Henry Carter, 38, was sentenced to three days in the Travis County Jail after taking a plea deal in a 2024 overdose case that left a 32-year-old man dead. Under the agreement, Carter received credit for two days already served, leaving him with one more day to spend in jail and $290 in court costs.

What prosecutors say and the evidence

According to KXAN, court records show Carter pleaded guilty on Jan. 21 to attempted possession of a controlled substance under one gram, a Class A misdemeanor, as part of the plea. The arrest affidavit alleged Carter delivered cocaine the night before a man was found unresponsive on May 6, 2024, at an apartment on N. Mopac Expressway, and a postmortem listed the cause of death as the toxic effects of cocaine. Investigators recovered text messages from the victim’s phone referencing a contact saved as “dre” and discussing purchase and delivery, and public records show Carter had been discharged from TDCJ less than a year before the overdose.

Charge and the law

Prosecutors initially filed a more serious allegation tied to delivery that causes death or serious bodily injury, which can increase the penalty range for a drug offense. Under Texas Health & Safety Code §481.141, courts may raise punishment by one degree in such cases, a statute prosecutors rely on in some fatal-overdose investigations to seek enhanced penalties.
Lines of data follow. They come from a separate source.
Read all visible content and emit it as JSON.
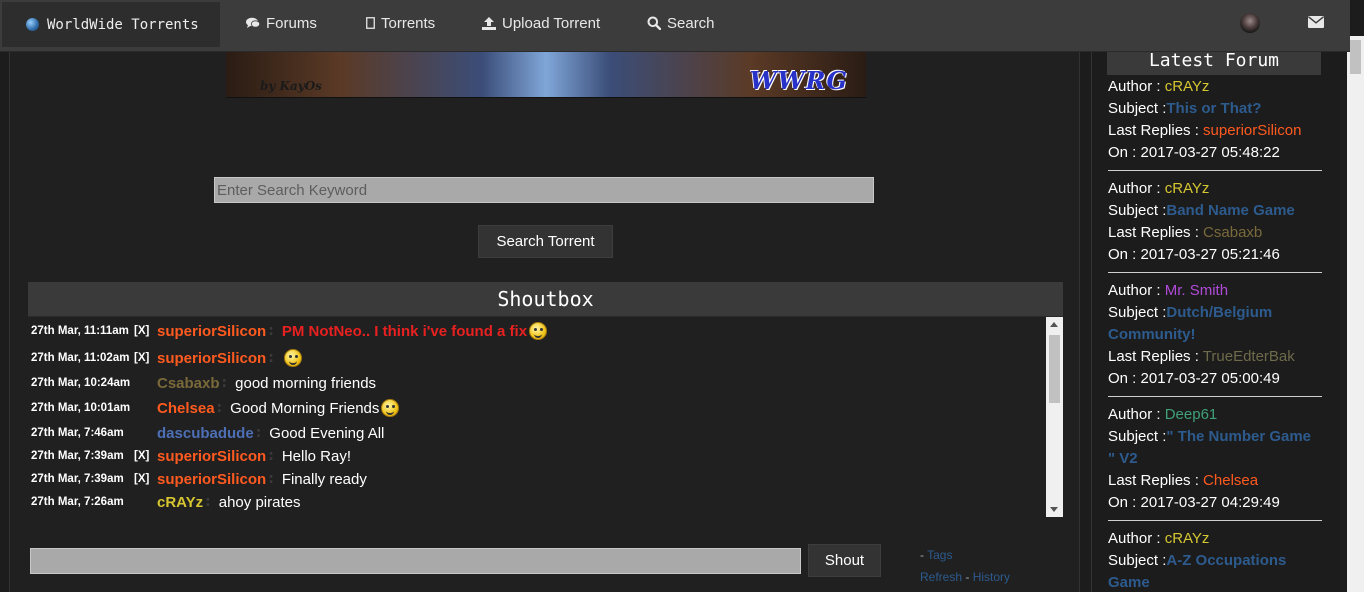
{
  "nav": {
    "brand": "WorldWide Torrents",
    "items": [
      {
        "label": "Forums",
        "icon": "comments-icon"
      },
      {
        "label": "Torrents",
        "icon": "file-icon"
      },
      {
        "label": "Upload Torrent",
        "icon": "upload-icon"
      },
      {
        "label": "Search",
        "icon": "search-icon"
      }
    ]
  },
  "banner": {
    "signature": "by KayOs",
    "logo": "WWRG"
  },
  "search": {
    "placeholder": "Enter Search Keyword",
    "button": "Search Torrent"
  },
  "shoutbox": {
    "title": "Shoutbox",
    "messages": [
      {
        "time": "27th Mar, 11:11am",
        "delete": "[X]",
        "user": "superiorSilicon",
        "user_color": "#ff5a1f",
        "text": "PM NotNeo.. I think i've found a fix",
        "red": true,
        "smiley": true
      },
      {
        "time": "27th Mar, 11:02am",
        "delete": "[X]",
        "user": "superiorSilicon",
        "user_color": "#ff5a1f",
        "text": "",
        "red": false,
        "smiley": true
      },
      {
        "time": "27th Mar, 10:24am",
        "delete": "",
        "user": "Csabaxb",
        "user_color": "#7a6a3a",
        "text": "good morning friends",
        "red": false,
        "smiley": false
      },
      {
        "time": "27th Mar, 10:01am",
        "delete": "",
        "user": "Chelsea",
        "user_color": "#ff5a1f",
        "text": "Good Morning Friends",
        "red": false,
        "smiley": true
      },
      {
        "time": "27th Mar, 7:46am",
        "delete": "",
        "user": "dascubadude",
        "user_color": "#4d6fb5",
        "text": "Good Evening All",
        "red": false,
        "smiley": false
      },
      {
        "time": "27th Mar, 7:39am",
        "delete": "[X]",
        "user": "superiorSilicon",
        "user_color": "#ff5a1f",
        "text": "Hello Ray!",
        "red": false,
        "smiley": false
      },
      {
        "time": "27th Mar, 7:39am",
        "delete": "[X]",
        "user": "superiorSilicon",
        "user_color": "#ff5a1f",
        "text": "Finally ready",
        "red": false,
        "smiley": false
      },
      {
        "time": "27th Mar, 7:26am",
        "delete": "",
        "user": "cRAYz",
        "user_color": "#d6c631",
        "text": "ahoy pirates",
        "red": false,
        "smiley": false
      }
    ],
    "shout_button": "Shout",
    "links": {
      "tags": "Tags",
      "refresh": "Refresh",
      "history": "History"
    }
  },
  "latest_forum": {
    "title": "Latest Forum",
    "labels": {
      "author": "Author : ",
      "subject": "Subject :",
      "last_replies": "Last Replies : ",
      "on": "On : "
    },
    "entries": [
      {
        "author": "cRAYz",
        "author_color": "#d6c631",
        "subject": "This or That?",
        "last_reply": "superiorSilicon",
        "last_reply_color": "#ff5a1f",
        "on": "2017-03-27 05:48:22"
      },
      {
        "author": "cRAYz",
        "author_color": "#d6c631",
        "subject": "Band Name Game",
        "last_reply": "Csabaxb",
        "last_reply_color": "#7a6a3a",
        "on": "2017-03-27 05:21:46"
      },
      {
        "author": "Mr. Smith",
        "author_color": "#b04ad8",
        "subject": "Dutch/Belgium Community!",
        "last_reply": "TrueEdterBak",
        "last_reply_color": "#6e6a4a",
        "on": "2017-03-27 05:00:49"
      },
      {
        "author": "Deep61",
        "author_color": "#3fa07a",
        "subject": "\" The Number Game \" V2",
        "last_reply": "Chelsea",
        "last_reply_color": "#ff5a1f",
        "on": "2017-03-27 04:29:49"
      },
      {
        "author": "cRAYz",
        "author_color": "#d6c631",
        "subject": "A-Z Occupations Game",
        "last_reply": "",
        "last_reply_color": "#ff5a1f",
        "on": ""
      }
    ]
  }
}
That enhancement tool was part of the original charging structure, even though the case ultimately ended with a misdemeanor plea.

Short sentence, bigger questions

Carter’s three-day term, and the decision to resolve a fatality case with a misdemeanor conviction, is likely to fuel ongoing debate about prosecutorial discretion and how far statutory enhancements can realistically go. Court documents reviewed by KXAN show Carter had prior arrests for controlled-substance possession, paraphernalia, and unlawfully carrying a weapon, and that prosecutors credited him with two days served as part of the agreement. His attorney did not immediately respond to requests for comment.

Plea deals and local context

Plea bargaining is a common outcome in Travis County drug cases, as prosecutors balance the strength of the evidence, witness issues, and the time and resources a trial would demand. The Travis County Criminal Data Dashboard shows that a large share of criminal cases end in negotiated dispositions rather than jury trials, a pattern that shapes how overdose investigations often conclude. For background on local trends in overdose deaths and responses, see coverage of local overdose death trends.

The outcome highlights the legal and forensic hurdles prosecutors face when trying to link a drug transaction to a death, from establishing what substance was actually supplied to proving it directly caused a fatal toxicity. Records of the plea and sentence remain public, and court filings will show whether prosecutors or defense counsel pursue any additional action in the case.